The state’s “rainy day is 8.3 percent,” Keen said. “So they had more ending balance money available than we did (as a percentage of the budget).”

The state expects to have a surplus of $350 million this budget year, and Kasich has suggested that if that trend continues, $68 million be put into the state’s budget stabilization fund, which would bring that fund up to the target set by state law of 8.5 percent of the prior year’s revenues. The fund now is at 8.3 percent of that level, Keen said.

During the seven years from the start of 2012 through this year, Hamilton will have lost a total of $18.85 million through cuts in three funds the city used to rely upon, according to Hamilton’s letter. Those funds are the local government fund, the estate tax and personal property taxes.

Here’s a look at each:

  • The local government fund was deeply cut in 2011 and 2012, "which is getting to be a long time ago now," Keen said. The local governments that received local government funds typically received an average of between 3-5 percent of their total budgets, Keen said.
  • State lawmakers repealed the estate tax, on the belief that the estate tax was bad policy. "Maybe the city of Hamilton feels like we still should have a death tax, an estate tax," Keen said. "But there was a policy choice made to eliminate that tax source at the state level." Of those estate taxes, 20 percent used to go to the state, with 80 percent to local governments.
  • Personal property taxes were repealed in 2005, Keen said, and the ability to collect local tax revenues was phased out over several years. "Since 2005, they've known — they should have known, they could have known — that tax revenue and the temporary state transition payments were going to go away. So that should be no surprise."

It wouldn’t be fiscally wise to spend the expected surplus for ongoing needs, Keen said.

“Surplus monies are by their very definition one-time monies,” he said. “And the governor’s proposal was to responsibly dispose of these one-time monies in a way that they would not lead to structurally imbalanced spending in the future, meaning if we spend these one-time monies, when you get to next year, that won’t be recurring revenue. We’ll be spending a little bit more money than our ongoing revenues would support. So he’s trying to responsibly take that money off the table so we don’t spend it in a way that’s going to get us into trouble in the future.”
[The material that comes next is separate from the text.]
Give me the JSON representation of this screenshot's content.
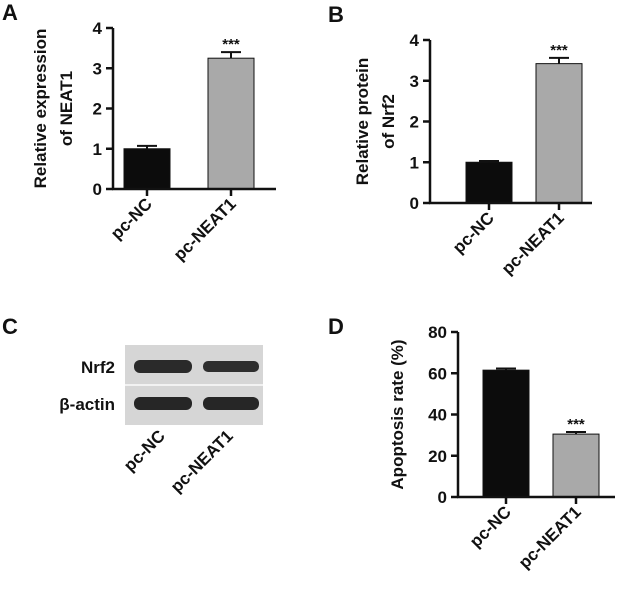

“What the officials in Hamilton are basically saying is, ‘Give us this one-time money, and let us spend it,” Keen said, “which will set you up for problems in the future.”

Cities, counties and other entities across Ohio have been sending similar letters, arguing they deserve the funding, Keen said.

“It’s my view that local governments often overstate the impact of state-government assistance — the local government fund and other state policy changes — on their finances,” Keen said. “Clearly, there’s been an impact. But my view is there’s a whole series of other factors: Local economy, local budgetary decisions, local revenue choices, local policy choices, general management choices that come into play, that need to be taken into consideration.”

In a step toward fixing its crumbling streets, Hamilton recently asked the Butler County Auditor’s office to calculate how much a 4.9-mill levy would generate, a step toward placing a street-repair levy on the May, 2019, ballot.

“If they want to go and make their case to the next General Assembly and the (next) governor that there ought to be an increase in local-government aid in that budget, they ought to go ahead and do that,” Keen said. “The next General Assembly and governor are going to have to weigh, with whatever additional resources the state has to budget: Should we give it to the local governments? Should we increase funding for the schools? Should we help support institutions of higher education? Do we continue to fund the growth of the state Medicaid program, where we have health-care costs for 2.9 million low-income Ohioans? Should we allocate funding for mental-health programs and state programs for the opiate crisis? The state is responsible for a wide range of programmatic and operational issues — aid to local governments is just one.”